Note that the Qwen distills should get better generally with https://github.com/ggerganov/llama.cpp/pull/11607 (although no changes related to grammar), and another possible thing might be the double bos situation (addressing in https://github.com/ggerganov/llama.cpp/pull/11616 ). Hope to circle back to this in a couple of days.
right on. For what it's worth, I tried again with lazy grammar with Mistral-Small-24B-Instruct-2501. Gave it a prompt to include its thinking to force the issue. Same thing, output its thinking, got to the </think> and blew up on the assert when it came time to do the grammar. All this is on 4620 though. I'll try and reproduce with llama.cpp when I get a chance though.
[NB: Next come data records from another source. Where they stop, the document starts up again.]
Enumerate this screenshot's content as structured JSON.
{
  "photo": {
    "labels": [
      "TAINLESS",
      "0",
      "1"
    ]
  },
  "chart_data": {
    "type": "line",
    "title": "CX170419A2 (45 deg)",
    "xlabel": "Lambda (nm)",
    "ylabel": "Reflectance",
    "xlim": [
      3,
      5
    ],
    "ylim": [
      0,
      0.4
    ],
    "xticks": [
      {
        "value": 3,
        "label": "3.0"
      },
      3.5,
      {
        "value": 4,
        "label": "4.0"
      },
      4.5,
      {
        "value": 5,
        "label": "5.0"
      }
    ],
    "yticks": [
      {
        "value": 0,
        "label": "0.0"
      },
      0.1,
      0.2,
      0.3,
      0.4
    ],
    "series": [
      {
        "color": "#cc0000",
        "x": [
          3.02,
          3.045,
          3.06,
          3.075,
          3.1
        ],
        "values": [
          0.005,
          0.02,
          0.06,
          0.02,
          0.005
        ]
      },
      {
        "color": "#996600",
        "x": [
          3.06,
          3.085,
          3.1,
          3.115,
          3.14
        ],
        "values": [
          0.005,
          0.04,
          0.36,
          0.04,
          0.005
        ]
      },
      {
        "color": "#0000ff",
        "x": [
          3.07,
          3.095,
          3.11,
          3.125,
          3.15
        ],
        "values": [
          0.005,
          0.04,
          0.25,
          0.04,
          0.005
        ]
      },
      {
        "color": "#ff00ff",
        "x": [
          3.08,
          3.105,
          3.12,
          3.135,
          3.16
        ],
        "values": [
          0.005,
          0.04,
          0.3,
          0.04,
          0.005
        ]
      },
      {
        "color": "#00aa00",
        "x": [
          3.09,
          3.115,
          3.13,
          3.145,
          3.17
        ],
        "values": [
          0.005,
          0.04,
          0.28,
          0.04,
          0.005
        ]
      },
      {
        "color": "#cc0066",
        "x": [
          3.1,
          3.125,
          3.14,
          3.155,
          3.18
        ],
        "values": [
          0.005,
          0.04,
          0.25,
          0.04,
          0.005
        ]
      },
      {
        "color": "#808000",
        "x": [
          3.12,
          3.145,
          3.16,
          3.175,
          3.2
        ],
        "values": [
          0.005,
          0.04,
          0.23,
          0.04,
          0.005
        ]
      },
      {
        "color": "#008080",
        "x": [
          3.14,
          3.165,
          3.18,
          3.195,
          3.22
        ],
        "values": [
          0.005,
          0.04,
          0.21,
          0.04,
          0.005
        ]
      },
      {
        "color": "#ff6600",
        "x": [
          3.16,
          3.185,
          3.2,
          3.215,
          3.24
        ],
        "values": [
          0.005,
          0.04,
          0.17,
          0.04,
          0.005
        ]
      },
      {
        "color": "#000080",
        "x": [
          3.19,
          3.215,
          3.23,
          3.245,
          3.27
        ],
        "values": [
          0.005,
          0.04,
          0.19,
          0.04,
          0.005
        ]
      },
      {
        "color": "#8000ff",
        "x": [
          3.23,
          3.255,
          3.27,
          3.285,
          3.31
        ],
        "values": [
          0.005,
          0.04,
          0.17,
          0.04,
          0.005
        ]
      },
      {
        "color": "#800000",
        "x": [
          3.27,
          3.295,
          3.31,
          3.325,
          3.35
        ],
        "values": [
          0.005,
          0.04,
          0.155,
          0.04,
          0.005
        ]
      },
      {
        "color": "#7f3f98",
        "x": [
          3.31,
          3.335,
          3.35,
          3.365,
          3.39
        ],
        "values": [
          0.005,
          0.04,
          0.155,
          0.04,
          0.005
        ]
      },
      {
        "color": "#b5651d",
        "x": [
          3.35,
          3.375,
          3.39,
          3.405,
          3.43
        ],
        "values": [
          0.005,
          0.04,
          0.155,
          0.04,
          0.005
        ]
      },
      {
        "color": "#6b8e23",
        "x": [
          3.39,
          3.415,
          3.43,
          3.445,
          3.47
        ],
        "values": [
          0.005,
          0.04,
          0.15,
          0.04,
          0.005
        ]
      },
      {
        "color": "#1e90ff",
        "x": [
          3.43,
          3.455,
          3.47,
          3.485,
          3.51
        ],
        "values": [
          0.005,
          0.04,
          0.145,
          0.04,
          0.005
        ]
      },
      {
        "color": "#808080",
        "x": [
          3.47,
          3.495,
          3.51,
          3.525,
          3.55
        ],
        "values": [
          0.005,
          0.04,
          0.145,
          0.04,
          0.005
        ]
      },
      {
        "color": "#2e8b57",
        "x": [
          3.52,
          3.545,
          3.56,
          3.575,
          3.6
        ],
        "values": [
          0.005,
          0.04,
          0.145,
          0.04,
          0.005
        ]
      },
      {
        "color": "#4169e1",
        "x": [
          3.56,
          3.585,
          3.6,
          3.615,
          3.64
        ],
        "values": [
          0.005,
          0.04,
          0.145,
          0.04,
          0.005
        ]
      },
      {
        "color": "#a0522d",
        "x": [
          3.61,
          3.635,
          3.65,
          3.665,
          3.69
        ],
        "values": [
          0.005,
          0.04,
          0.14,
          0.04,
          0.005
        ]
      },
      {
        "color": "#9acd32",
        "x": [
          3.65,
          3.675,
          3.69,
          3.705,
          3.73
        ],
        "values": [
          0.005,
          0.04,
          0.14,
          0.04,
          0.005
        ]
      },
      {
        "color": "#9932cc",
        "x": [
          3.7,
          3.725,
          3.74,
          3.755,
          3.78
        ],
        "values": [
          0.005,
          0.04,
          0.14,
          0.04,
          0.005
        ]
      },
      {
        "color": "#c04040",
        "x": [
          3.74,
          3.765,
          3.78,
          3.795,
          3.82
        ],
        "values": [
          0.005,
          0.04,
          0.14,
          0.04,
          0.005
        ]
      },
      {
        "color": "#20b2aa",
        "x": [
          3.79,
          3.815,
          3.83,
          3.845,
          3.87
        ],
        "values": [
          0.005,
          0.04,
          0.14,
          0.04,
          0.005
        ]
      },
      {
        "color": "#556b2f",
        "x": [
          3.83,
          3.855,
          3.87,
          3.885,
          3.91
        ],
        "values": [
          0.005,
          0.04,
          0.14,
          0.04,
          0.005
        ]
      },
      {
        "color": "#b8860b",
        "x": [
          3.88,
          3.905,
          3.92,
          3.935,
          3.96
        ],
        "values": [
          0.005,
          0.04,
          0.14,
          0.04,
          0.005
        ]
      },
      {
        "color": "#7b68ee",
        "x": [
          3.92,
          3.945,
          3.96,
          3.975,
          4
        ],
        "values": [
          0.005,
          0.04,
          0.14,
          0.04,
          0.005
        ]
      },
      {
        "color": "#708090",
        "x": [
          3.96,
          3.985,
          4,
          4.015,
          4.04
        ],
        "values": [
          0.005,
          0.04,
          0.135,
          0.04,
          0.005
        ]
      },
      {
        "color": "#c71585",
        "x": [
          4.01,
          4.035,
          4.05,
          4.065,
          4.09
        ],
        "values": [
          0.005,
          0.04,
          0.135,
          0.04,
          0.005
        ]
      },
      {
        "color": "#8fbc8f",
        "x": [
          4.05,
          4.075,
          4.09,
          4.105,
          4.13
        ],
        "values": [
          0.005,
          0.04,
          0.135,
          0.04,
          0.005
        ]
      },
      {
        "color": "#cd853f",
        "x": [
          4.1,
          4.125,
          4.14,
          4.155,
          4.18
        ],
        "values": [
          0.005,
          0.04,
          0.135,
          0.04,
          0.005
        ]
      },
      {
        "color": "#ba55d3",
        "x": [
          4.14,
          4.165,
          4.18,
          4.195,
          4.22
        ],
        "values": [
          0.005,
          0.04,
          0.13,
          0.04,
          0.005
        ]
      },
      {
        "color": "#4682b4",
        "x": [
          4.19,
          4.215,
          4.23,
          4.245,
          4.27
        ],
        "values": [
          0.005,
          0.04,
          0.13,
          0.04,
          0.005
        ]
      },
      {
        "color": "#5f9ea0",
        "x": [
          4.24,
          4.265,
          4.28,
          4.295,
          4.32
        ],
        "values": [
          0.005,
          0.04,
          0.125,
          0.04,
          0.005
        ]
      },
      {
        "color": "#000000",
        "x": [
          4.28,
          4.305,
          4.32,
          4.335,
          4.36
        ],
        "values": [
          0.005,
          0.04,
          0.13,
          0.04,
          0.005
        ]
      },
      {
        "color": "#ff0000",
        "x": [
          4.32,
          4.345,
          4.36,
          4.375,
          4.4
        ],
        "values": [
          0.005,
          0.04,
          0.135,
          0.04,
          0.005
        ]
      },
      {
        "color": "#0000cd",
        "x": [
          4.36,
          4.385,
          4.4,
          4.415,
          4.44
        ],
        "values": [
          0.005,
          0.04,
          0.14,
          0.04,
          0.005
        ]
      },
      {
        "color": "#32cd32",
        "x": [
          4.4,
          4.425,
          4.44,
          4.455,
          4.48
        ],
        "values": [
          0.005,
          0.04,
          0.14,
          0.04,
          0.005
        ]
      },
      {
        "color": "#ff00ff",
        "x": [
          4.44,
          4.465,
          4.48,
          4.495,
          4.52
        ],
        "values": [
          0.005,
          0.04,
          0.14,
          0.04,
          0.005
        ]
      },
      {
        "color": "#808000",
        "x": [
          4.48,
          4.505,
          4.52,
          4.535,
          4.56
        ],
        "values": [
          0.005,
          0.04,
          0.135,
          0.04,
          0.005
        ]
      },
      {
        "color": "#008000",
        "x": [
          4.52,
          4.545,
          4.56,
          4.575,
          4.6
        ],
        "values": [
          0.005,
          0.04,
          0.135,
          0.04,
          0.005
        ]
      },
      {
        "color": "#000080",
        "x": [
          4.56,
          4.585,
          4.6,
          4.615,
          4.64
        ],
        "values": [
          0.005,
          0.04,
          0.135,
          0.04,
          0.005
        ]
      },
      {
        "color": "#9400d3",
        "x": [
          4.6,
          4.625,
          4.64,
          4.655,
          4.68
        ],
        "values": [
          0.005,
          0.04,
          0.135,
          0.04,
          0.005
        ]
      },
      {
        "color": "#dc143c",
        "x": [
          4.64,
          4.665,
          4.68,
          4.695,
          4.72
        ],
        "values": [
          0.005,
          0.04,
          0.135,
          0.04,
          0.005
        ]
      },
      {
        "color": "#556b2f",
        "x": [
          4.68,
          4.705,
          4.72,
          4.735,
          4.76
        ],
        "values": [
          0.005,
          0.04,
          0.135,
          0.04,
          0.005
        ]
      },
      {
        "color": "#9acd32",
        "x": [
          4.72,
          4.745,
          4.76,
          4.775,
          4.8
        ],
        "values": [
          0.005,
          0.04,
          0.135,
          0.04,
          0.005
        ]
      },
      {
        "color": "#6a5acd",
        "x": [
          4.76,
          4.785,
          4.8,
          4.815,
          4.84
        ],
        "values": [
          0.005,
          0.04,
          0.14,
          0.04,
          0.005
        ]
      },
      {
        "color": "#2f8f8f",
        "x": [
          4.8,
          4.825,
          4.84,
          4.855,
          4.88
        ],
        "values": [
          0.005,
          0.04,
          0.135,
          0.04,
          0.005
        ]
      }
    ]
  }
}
Don't want to be chasing ghosts already resolved because of that project lagging a bit.
Found at least one issue: if a token contains or completes a trigger and adds text that can't be parsed by the grammar, then kaboom (came up while testing upcoming changes that add even more triggers (ref); testing possible fixes).
In any case, the issue reported in this bug seems to work for me now, probably because of ~~https://github.com/ggerganov/llama.cpp/pull/11616~~ (edit) https://github.com/ggerganov/llama.cpp/pull/11607
Will close this as I can't repro the original issue, please feel free to open a new one if you still experience problems!